Yeri gelmişken; PKK sözcüleri HDP’yle bu düzeyde bir açık ağız dalaşına hiç girmemişlerdi. Batının AKP’ye müdahale edeceğine gerçekten inandılar mı, acaba?

Son günlerde başka bir argüman kendini gösterdi: Kandil HDP’yi silah bırakma tartışması üstünden değil, yeterince uzlaşmacı olmadığı, AKP-CHP-HDP koalisyonunu zorlamadığı için eleştiriyor! Sözcükleri boş veriyorum ve bu “yapıcı” eleştiriyi PKK’nin birtakım tehlikeleri çok yakınında hissetmesine bağlıyorum.

AKP’nin seçim platformunu üstüne kuracağı anlaşılan ittifak yapısı bir faşist cephedir. Ve bu hiç kuşkusuz AKP rejiminin özüdür. Ancak faşist ve şeriatçı AKP, başına buyrukluğa artık izin verilmeyeceği tebliğ edilmiş bir parti. Bugün Kürt hareketinin gücüne sınır çizmenin ötesine geçen bir Kürt tasfiyesi, Ortadoğu’da asla karşılık bulamaz. Ne Washington ne başkası, bölgenin yeniden biçimlendirilmesinde Kürt faktöründen vazgeçebilir…

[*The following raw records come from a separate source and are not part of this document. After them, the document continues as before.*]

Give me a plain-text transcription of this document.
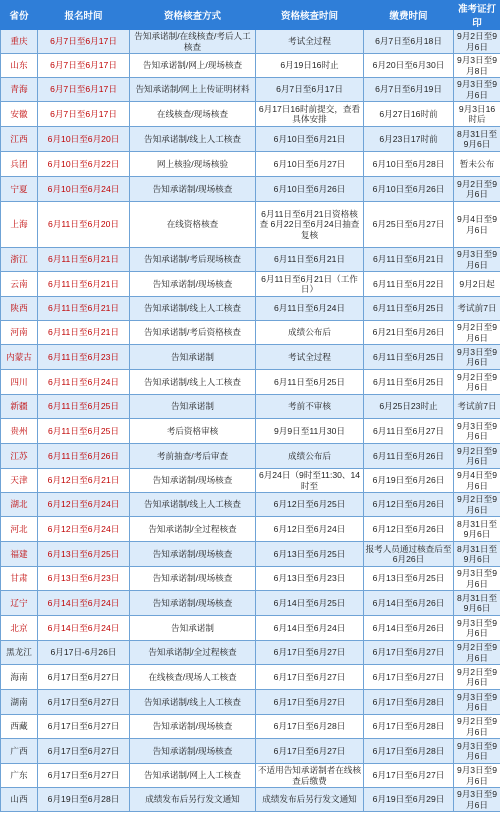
省份	报名时间	资格核查方式	资格核查时间	缴费时间	准考证打印
重庆	6月7日至6月17日	告知承诺制/在线核查/考后人工核查	考试全过程	6月7日至6月18日	9月2日至9月6日
山东	6月7日至6月17日	告知承诺制/网上/现场核查	6月19日16时止	6月20日至6月30日	9月3日至9月8日
青海	6月7日至6月17日	告知承诺制/网上上传证明材料	6月7日至6月17日	6月7日至6月19日	9月3日至9月6日
安徽	6月7日至6月17日	在线核查/现场核查	6月17日16时前提交，查看具体安排	6月27日16时前	9月3日16时后
江西	6月10日至6月20日	告知承诺制/线上人工核查	6月10日至6月21日	6月23日17时前	8月31日至9月6日
兵团	6月10日至6月22日	网上核验/现场核验	6月10日至6月27日	6月10日至6月28日	暂未公布
宁夏	6月10日至6月24日	告知承诺制/现场核查	6月10日至6月26日	6月10日至6月26日	9月2日至9月6日
上海	6月11日至6月20日	在线资格核查	6月11日至6月21日资格核查 6月22日至6月24日抽查复核	6月25日至6月27日	9月4日至9月6日
浙江	6月11日至6月21日	告知承诺制/考后现场核查	6月11日至6月21日	6月11日至6月21日	9月3日至9月6日
云南	6月11日至6月21日	告知承诺制/现场核查	6月11日至6月21日（工作日）	6月11日至6月22日	9月2日起
陕西	6月11日至6月21日	告知承诺制/线上人工核查	6月11日至6月24日	6月11日至6月25日	考试前7日
河南	6月11日至6月21日	告知承诺制/考后资格核查	成绩公布后	6月21日至6月26日	9月2日至9月6日
内蒙古	6月11日至6月23日	告知承诺制	考试全过程	6月11日至6月25日	9月3日至9月6日
四川	6月11日至6月24日	告知承诺制/线上人工核查	6月11日至6月25日	6月11日至6月25日	9月2日至9月6日
新疆	6月11日至6月25日	告知承诺制	考前不审核	6月25日23时止	考试前7日
贵州	6月11日至6月25日	考后资格审核	9月9日至11月30日	6月11日至6月27日	9月3日至9月6日
江苏	6月11日至6月26日	考前抽查/考后审查	成绩公布后	6月11日至6月26日	9月2日至9月6日
天津	6月12日至6月21日	告知承诺制/现场核查	6月24日（9时至11:30、14时至	6月19日至6月26日	9月4日至9月6日
湖北	6月12日至6月24日	告知承诺制/线上人工核查	6月12日至6月25日	6月12日至6月26日	9月2日至9月6日
河北	6月12日至6月24日	告知承诺制/全过程核查	6月12日至6月24日	6月12日至6月26日	8月31日至9月6日
福建	6月13日至6月25日	告知承诺制/现场核查	6月13日至6月25日	报考人员通过核查后至6月26日	8月31日至9月6日
甘肃	6月13日至6月23日	告知承诺制/现场核查	6月13日至6月23日	6月13日至6月25日	9月3日至9月6日
辽宁	6月14日至6月24日	告知承诺制/现场核查	6月14日至6月25日	6月14日至6月26日	8月31日至9月6日
北京	6月14日至6月24日	告知承诺制	6月14日至6月24日	6月14日至6月26日	9月3日至9月6日
黑龙江	6月17日-6月26日	告知承诺制/全过程核查	6月17日至6月27日	6月17日至6月27日	9月2日至9月6日
海南	6月17日至6月27日	在线核查/现场人工核查	6月17日至6月27日	6月17日至6月27日	9月2日至9月6日
湖南	6月17日至6月27日	告知承诺制/线上人工核查	6月17日至6月27日	6月17日至6月28日	9月3日至9月6日
西藏	6月17日至6月27日	告知承诺制/现场核查	6月17日至6月28日	6月17日至6月28日	9月2日至9月6日
广西	6月17日至6月27日	告知承诺制/现场核查	6月17日至6月27日	6月17日至6月28日	9月3日至9月6日
广东	6月17日至6月27日	告知承诺制/网上人工核查	不适用告知承诺制者在线核查后缴费	6月17日至6月27日	9月3日至9月6日
山西	6月19日至6月28日	成绩发布后另行发文通知	成绩发布后另行发文通知	6月19日至6月29日	9月3日至9月6日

AKP er geç müzakere masasına dönecek. HDP’nin AKP’ye verdiği destek, bu yönde güçlü bir taahhüdün kanıtıdır. Bu düzeyde bir kararın Öcalan’ın tutumuyla çelişme olasılığı da yoktur.

Türkiye kanıyor ve bu bir savaş. Ama içinde bir dizi çatışma ve uzlaşma barındıran bir savaş.

Sol adına kalkıp “silahlar sussun” demekle yetindiğinizde, mesajınızın Kandil’e gittiği bellidir. Ama bu öncelikle AKP’yi besleyecektir! Ve yıllarca “ezilen ulus” kavramına sığınıp eleştiriye ambargo koyanlar, şimdi bu yönde özgürleşiyorlar.

Solda IŞİD’e karşı PYD’nin seküler niteliğine övgü yazılıp duruyor. Kürt halkının başkalarına göre laik olması başka, siyasetin yönelimi başka. Övgüler, PYD’nin ÖSO’ya, bazen başka cihatçı gruplara, her daim ABD’ye uzattığı eli atlamak oluyor!

Solun bir bölümü bu karmaşık savaşın içinde çürüyor. Gün ışığı her köşeyi aydınlatırken ilkeli olmak kolay. İlke, örneğin gericilik ve emperyalizme aynı anda karşı durmak gerekliliğidir. İlke, sınıfları gözden kaçırmamaktır… Bunlar asıl şimdi lazım.